|According to the BBC, if you were to grab this animal by the tail, |
you would be wrapping your tail around it - which would be difficult
if you were a human being and did not have a tail.
The BBC continues to amaze me with its sloppy proof-reading or illiterate editors—I am not sure which is dominant. I wish I had more time to write about its mistakes, as it might be quite instructive. The Corporation used to be so pedantic and correct it was known as “Aunty”. Not any more.
In a story today about an attack on a zoo-keeper in Australia by a crocodile, the great Corporation wrote this:
A zookeeper has been attacked by a crocodile during a feeding show at a zoo in the Australian state of New South Wales.
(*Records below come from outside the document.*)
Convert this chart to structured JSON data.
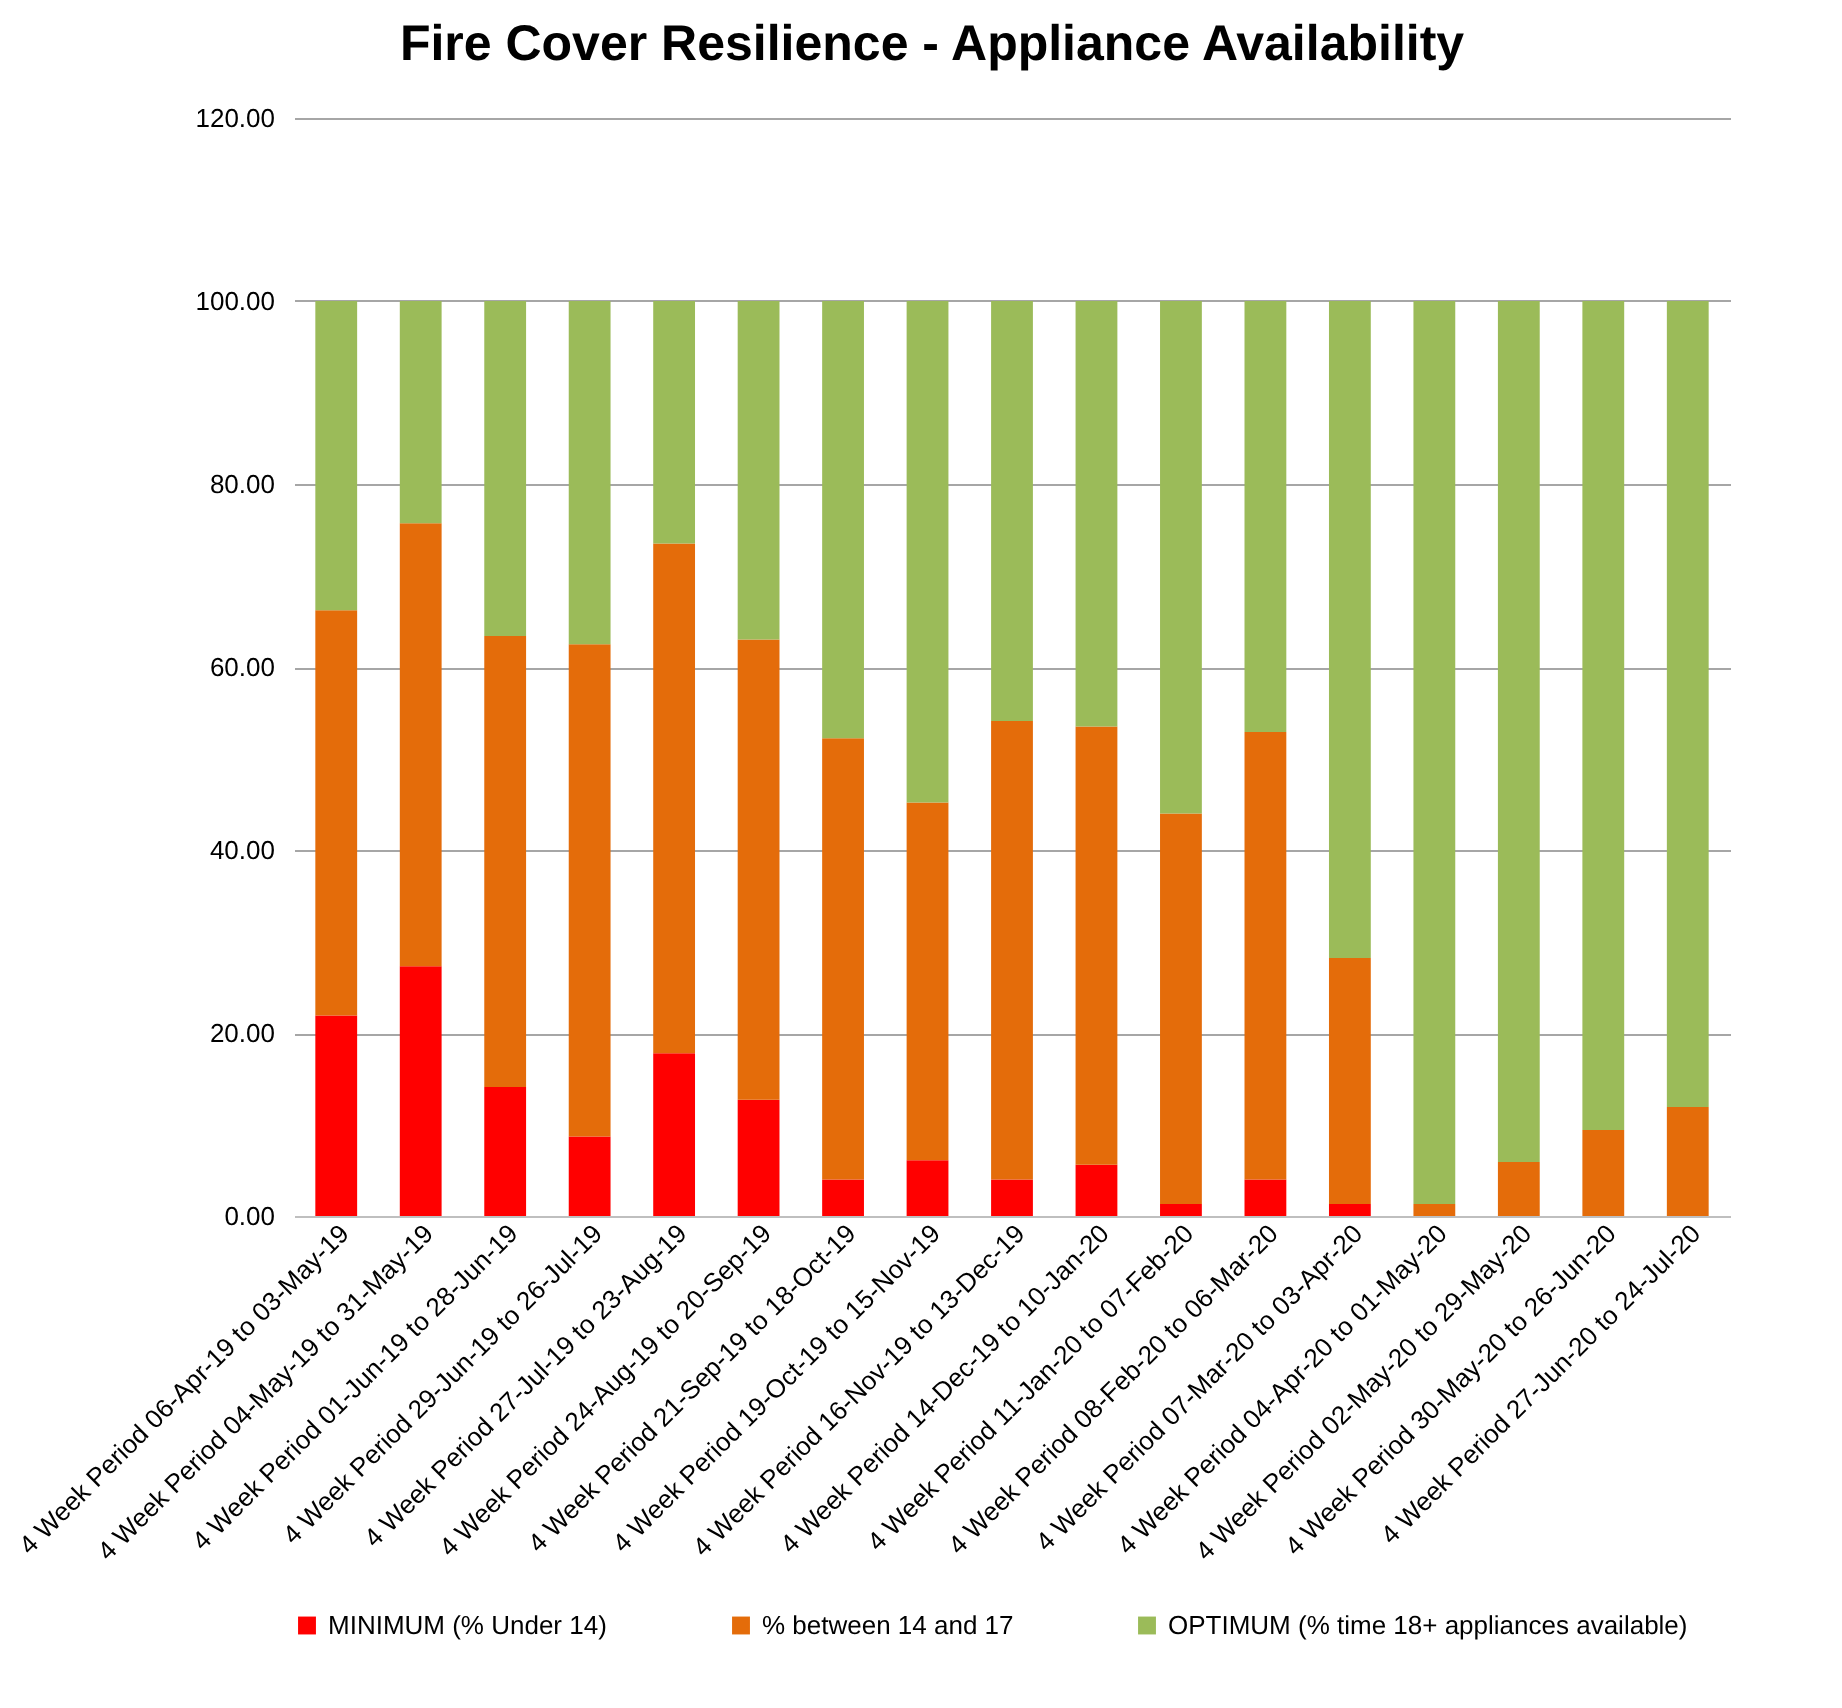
{
  "chart_data": {
    "type": "bar",
    "title": "Fire Cover Resilience - Appliance Availability",
    "stacked": true,
    "categories": [
      "4 Week Period  06-Apr-19 to 03-May-19",
      "4 Week Period  04-May-19 to 31-May-19",
      "4 Week Period  01-Jun-19 to 28-Jun-19",
      "4 Week Period  29-Jun-19 to 26-Jul-19",
      "4 Week Period  27-Jul-19 to 23-Aug-19",
      "4 Week Period  24-Aug-19 to 20-Sep-19",
      "4 Week Period  21-Sep-19 to 18-Oct-19",
      "4 Week Period  19-Oct-19 to 15-Nov-19",
      "4 Week Period  16-Nov-19 to 13-Dec-19",
      "4 Week Period  14-Dec-19 to 10-Jan-20",
      "4 Week Period  11-Jan-20 to 07-Feb-20",
      "4 Week Period  08-Feb-20 to 06-Mar-20",
      "4 Week Period  07-Mar-20 to 03-Apr-20",
      "4 Week Period  04-Apr-20 to 01-May-20",
      "4 Week Period  02-May-20 to 29-May-20",
      "4 Week Period  30-May-20 to 26-Jun-20",
      "4 Week Period  27-Jun-20 to 24-Jul-20"
    ],
    "series": [
      {
        "name": "MINIMUM (% Under 14)",
        "color": "#ff0000",
        "values": [
          21.9,
          27.3,
          14.1,
          8.7,
          17.8,
          12.7,
          4.0,
          6.1,
          4.0,
          5.6,
          1.3,
          4.0,
          1.3,
          0,
          0,
          0,
          0
        ]
      },
      {
        "name": "% between 14 and 17",
        "color": "#e46c0a",
        "values": [
          44.3,
          48.4,
          49.3,
          53.8,
          55.7,
          50.3,
          48.2,
          39.1,
          50.1,
          47.9,
          42.7,
          48.9,
          26.9,
          1.3,
          5.9,
          9.4,
          11.9
        ]
      },
      {
        "name": "OPTIMUM (% time 18+ appliances available)",
        "color": "#9bbb59",
        "values": [
          33.8,
          24.3,
          36.6,
          37.5,
          26.5,
          37.0,
          47.8,
          54.8,
          45.9,
          46.5,
          56.0,
          47.1,
          71.8,
          98.7,
          94.1,
          90.6,
          88.1
        ]
      }
    ],
    "ylim": [
      0,
      120
    ],
    "yticks": [
      {
        "value": 0,
        "label": "0.00"
      },
      {
        "value": 20,
        "label": "20.00"
      },
      {
        "value": 40,
        "label": "40.00"
      },
      {
        "value": 60,
        "label": "60.00"
      },
      {
        "value": 80,
        "label": "80.00"
      },
      {
        "value": 100,
        "label": "100.00"
      },
      {
        "value": 120,
        "label": "120.00"
      }
    ],
    "grid": "y",
    "legend": "bottom"
  }
}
Trent Burton managed to break free after the 3.7m (12ft) male reptile grabbed him by the teeth and dragged him into the water. Mr Burton was being treated for minor puncture injuries to both hands. (emphasis added)
The words in italics are complete nonsense if the last sentence is true.
They imply that when you “take somebody by the scruff of the neck”, that person finds him or herself restrained by part of your neck. Is it possible that when you grab someone by the throat, you still have your hands free to, for example, stroke their hair or riffle through their wallet?
I don’t think so, Aunty. What you should have written was that the crocodile “grabbed him in (or with) its teeth.”